Location
- 444 Orange Street New Haven, Connecticut 06511 United States
- Coordinates: 41°18′43″N 72°54′54″W﻿ / ﻿41.312°N 72.915°W

Information
- Type: Public school
- Motto: Think Critically - Be Responsible - Get Involved
- Established: 2003
- School district: New Haven Public Schools
- Director: Meredith Gavrin
- Principal: Gregory Baldwin
- Grades: 9-12
- Enrollment: 330
- Mascot: White tiger
- Newspaper: Roaring Record
- Website: School homepage

= New Haven Academy =

New Haven Academy is a four-year, ninth through twelfth grade high school in New Haven, CT. New Haven Academy was founded by Gregory Baldwin and Meredith Gavrin in 2003 as an interdistrict magnet school and part of New Haven Public Schools. The school provides a college preparatory education modeled for Collaborative Education (ICE), a New York City school.

Enrollment in the 2017-2018 year is approximately 280.

== Educational affiliations and partnerships ==
New Haven Academy is a member of the Coalition of Essential Schools (CES).
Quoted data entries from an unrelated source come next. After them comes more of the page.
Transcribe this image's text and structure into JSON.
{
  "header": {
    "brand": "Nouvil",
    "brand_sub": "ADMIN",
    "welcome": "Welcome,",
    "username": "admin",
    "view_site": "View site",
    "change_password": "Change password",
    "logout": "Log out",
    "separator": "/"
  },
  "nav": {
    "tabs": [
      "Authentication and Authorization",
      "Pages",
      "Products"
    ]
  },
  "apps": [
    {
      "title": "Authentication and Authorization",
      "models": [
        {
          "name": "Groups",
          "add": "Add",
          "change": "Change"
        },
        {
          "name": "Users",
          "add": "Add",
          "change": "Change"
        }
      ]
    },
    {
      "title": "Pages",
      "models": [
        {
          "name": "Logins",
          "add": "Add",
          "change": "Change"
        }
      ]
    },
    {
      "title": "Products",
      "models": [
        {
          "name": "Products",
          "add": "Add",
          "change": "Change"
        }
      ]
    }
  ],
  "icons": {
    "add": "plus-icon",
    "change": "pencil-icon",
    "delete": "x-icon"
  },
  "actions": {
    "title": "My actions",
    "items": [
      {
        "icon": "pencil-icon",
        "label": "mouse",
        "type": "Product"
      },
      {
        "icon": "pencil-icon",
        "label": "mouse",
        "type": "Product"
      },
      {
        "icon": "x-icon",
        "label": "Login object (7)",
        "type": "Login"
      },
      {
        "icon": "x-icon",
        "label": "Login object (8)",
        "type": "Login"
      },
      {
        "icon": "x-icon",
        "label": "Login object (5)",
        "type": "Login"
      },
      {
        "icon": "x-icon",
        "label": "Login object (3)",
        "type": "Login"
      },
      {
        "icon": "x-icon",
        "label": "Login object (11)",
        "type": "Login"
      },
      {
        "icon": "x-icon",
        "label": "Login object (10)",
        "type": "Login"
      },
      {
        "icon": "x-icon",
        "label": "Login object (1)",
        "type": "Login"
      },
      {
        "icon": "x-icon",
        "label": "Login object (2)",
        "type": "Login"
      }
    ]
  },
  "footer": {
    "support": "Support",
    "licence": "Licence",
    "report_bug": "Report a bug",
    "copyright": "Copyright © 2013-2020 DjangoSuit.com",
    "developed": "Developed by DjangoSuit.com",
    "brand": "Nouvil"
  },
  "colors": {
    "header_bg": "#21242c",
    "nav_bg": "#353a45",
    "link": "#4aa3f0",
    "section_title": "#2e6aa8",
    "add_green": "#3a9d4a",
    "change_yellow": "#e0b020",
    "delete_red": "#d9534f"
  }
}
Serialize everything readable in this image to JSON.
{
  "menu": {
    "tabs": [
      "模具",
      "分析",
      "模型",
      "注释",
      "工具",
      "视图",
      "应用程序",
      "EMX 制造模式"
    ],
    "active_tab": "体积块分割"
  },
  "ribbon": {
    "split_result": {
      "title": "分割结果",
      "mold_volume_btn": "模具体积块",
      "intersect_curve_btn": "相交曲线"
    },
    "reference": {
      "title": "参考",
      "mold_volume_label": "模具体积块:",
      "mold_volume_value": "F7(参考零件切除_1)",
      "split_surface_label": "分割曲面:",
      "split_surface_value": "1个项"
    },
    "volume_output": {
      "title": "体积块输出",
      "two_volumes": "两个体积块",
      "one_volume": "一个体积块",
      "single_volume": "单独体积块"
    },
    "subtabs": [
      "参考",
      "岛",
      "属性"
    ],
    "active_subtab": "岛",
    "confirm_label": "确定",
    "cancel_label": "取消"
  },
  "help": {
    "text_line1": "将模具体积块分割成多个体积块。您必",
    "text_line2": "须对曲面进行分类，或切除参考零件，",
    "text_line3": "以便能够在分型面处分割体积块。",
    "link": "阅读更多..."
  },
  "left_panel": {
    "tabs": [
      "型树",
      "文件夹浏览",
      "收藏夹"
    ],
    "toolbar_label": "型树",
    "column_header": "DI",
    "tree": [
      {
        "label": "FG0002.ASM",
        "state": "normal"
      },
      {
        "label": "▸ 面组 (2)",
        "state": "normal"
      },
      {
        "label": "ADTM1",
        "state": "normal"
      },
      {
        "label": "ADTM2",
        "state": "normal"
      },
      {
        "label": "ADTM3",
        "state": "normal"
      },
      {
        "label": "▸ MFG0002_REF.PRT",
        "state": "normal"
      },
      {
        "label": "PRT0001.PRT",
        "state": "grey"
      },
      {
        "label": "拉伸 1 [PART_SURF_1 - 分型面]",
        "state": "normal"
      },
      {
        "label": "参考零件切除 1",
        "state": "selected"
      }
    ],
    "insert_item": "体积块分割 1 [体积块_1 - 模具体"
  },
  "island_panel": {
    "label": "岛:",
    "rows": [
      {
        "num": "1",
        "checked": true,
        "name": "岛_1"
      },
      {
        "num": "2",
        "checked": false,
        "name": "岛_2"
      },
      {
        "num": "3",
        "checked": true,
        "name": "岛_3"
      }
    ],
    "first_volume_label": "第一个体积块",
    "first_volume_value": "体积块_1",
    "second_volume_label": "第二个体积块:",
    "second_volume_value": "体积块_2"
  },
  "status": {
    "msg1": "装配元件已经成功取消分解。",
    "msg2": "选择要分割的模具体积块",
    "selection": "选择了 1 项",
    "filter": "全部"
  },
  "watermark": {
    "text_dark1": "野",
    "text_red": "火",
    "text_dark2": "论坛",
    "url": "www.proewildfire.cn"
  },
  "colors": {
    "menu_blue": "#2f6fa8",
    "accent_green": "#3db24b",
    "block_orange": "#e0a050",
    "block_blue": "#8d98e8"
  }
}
New Haven Academy has a partnership with Facing History and Ourselves. Ninth and tenth graders take Facing History classes to explore concepts of history, identity, race and discrimination.

Upperclassman may be eligible to take undergraduate courses for college credit through partnerships with Yale University, Quinnipiac University, Southern Connecticut State University, and Gateway Community College. Students participate in internships within community businesses. A Student Action Project is required for graduation.